Still, it should also be noted that due to this problem, it's usual not to use EV/EBITDA at all when discussing financial businesses. This is so simply because the distortion of large cash deposits can change these valuation multiples tremendously.
Instead, things like insurance companies (where insurance premiums play the same part as customer deposits here) tend to follow different valuation techniques as well as give more weight to a simple (and often discounted) price/book multiple. GDOT's price/book multiple comes in at 1.6x. Notice, for instance, banks; they also all trade at discounted price/book values. And, arguably, a lot of the deposits they presently carry are no longer interest bearing either.
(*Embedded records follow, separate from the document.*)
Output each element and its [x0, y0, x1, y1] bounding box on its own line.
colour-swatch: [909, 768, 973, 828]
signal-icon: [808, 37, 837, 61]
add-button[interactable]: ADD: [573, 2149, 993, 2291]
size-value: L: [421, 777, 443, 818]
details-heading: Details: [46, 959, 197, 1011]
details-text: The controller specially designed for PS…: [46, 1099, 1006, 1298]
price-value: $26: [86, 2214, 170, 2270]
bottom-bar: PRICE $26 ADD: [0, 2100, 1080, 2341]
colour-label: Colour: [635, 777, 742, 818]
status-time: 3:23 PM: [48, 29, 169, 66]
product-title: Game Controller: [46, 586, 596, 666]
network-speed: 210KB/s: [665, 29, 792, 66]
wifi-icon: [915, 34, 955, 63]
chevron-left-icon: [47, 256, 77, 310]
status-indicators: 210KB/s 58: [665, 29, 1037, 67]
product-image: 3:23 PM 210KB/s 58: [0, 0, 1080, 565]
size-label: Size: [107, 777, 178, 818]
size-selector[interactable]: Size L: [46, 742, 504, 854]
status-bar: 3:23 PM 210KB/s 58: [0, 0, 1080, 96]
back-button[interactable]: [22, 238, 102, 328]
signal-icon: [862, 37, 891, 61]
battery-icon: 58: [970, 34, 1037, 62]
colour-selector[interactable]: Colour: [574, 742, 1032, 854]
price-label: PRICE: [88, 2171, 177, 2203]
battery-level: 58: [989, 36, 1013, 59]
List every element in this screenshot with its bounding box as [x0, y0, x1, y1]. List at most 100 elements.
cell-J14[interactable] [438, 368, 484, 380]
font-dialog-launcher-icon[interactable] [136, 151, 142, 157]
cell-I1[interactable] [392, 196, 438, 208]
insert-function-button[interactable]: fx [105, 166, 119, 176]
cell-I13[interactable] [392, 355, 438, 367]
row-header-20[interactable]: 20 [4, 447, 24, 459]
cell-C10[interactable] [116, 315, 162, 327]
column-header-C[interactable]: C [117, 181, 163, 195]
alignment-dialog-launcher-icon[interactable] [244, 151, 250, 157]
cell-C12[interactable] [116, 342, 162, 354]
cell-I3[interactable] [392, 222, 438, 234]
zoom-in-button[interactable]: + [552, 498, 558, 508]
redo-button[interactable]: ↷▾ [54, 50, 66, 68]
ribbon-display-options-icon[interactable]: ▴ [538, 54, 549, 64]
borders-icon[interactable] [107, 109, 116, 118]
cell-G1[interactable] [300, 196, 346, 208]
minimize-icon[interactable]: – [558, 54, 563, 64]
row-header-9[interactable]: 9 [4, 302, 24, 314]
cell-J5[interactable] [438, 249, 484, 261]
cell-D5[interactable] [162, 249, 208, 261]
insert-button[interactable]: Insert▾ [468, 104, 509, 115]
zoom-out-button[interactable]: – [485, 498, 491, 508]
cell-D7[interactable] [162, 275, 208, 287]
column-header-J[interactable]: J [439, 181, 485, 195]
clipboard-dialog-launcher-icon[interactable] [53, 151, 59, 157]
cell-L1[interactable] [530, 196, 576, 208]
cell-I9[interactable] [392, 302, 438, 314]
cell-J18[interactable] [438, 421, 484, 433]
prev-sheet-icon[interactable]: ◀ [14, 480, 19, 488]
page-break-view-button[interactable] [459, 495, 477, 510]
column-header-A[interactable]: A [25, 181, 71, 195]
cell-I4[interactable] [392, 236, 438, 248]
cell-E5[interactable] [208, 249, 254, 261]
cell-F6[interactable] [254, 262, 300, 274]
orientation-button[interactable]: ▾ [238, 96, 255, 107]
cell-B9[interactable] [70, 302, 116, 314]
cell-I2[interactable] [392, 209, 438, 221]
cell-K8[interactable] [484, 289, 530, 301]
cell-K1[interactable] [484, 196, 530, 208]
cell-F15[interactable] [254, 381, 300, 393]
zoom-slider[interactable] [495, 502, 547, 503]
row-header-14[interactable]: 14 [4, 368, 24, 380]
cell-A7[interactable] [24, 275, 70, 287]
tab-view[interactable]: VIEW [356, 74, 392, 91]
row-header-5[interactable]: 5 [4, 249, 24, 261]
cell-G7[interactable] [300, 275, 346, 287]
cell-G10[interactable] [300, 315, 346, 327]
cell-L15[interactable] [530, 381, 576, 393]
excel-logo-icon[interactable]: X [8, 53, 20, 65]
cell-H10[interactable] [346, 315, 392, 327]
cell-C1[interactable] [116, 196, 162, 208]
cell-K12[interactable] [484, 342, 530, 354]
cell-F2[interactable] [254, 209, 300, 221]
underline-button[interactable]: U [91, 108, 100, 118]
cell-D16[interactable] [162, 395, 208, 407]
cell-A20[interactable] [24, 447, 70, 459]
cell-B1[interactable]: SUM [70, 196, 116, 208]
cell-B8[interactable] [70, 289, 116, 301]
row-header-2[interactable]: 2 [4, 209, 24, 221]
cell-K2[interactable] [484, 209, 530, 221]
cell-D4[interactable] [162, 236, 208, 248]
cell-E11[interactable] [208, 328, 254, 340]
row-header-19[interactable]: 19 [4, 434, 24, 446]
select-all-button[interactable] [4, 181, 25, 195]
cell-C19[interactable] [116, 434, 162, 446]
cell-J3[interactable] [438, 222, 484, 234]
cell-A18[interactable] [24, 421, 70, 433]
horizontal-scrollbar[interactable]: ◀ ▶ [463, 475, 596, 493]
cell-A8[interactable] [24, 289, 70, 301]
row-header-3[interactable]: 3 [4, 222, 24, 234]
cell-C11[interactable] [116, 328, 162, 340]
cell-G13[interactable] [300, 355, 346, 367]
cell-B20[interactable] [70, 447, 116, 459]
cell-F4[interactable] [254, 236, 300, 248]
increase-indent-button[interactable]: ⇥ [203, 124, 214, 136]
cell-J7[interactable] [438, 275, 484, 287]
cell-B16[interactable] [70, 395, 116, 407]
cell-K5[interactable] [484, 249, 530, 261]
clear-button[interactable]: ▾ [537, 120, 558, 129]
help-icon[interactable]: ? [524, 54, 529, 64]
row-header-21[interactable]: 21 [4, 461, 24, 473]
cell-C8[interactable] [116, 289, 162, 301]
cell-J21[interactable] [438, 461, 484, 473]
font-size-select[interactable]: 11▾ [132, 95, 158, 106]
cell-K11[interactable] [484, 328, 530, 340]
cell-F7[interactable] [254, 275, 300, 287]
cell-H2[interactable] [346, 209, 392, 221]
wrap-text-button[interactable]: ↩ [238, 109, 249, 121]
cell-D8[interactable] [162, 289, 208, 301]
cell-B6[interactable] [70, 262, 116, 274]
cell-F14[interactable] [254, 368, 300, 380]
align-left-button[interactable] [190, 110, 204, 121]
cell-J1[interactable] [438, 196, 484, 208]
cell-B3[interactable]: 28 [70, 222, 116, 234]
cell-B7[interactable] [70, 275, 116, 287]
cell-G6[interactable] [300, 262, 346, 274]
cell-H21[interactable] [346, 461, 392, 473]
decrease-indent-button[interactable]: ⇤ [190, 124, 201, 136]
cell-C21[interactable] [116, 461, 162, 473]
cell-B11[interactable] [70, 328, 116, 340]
Anyway, this is still an important valuation issue, and depending on how one looks at it, GDOT can seem very cheap or just "rather cheap to fairly valued".
Two Possible Issues
This is mostly an aside, but I wanted to put it out there. There are two issues which might also affect GDOT going forward:
- Manufactured spending. This is an issue where credit card "optimizers" get access to credit card perks like frequent flyer miles by manufacturing qualifying spending. It so happens that debit cards are often used for this purpose. The cycle goes like this: use a credit card to buy or reload a debit card (this sometimes counts as spending). Then use the debit card to pay off the credit card balance. There you have it, you just got some (or a lot) miles without spending anything. This generates demand for debit cards which might otherwise not exist.
- Donald Trump. If Donald Trump wins, illegal immigration might face a significant setback. Such (immigrant) population is unbanked and likely to be a heavy user of debit cards. As such, a Trump presidency would likely be a negative development for GDOT.
In overall terms, I still find GDOT attractive due to the improving fundamentals and reasonable valuation.
However, I don't think the stock is as cheap as I originally thought. I think the article, which got me looking into GDOT, is using an optimistic valuation approach on account of the issue I identified.
Disclosure: I/we have no positions in any stocks mentioned, but may initiate a long position in GDOT over the next 72 hours.
I wrote this article myself, and it expresses my own opinions. I am not receiving compensation for it (other than from Seeking Alpha). I have no business relationship with any company whose stock is mentioned in this article.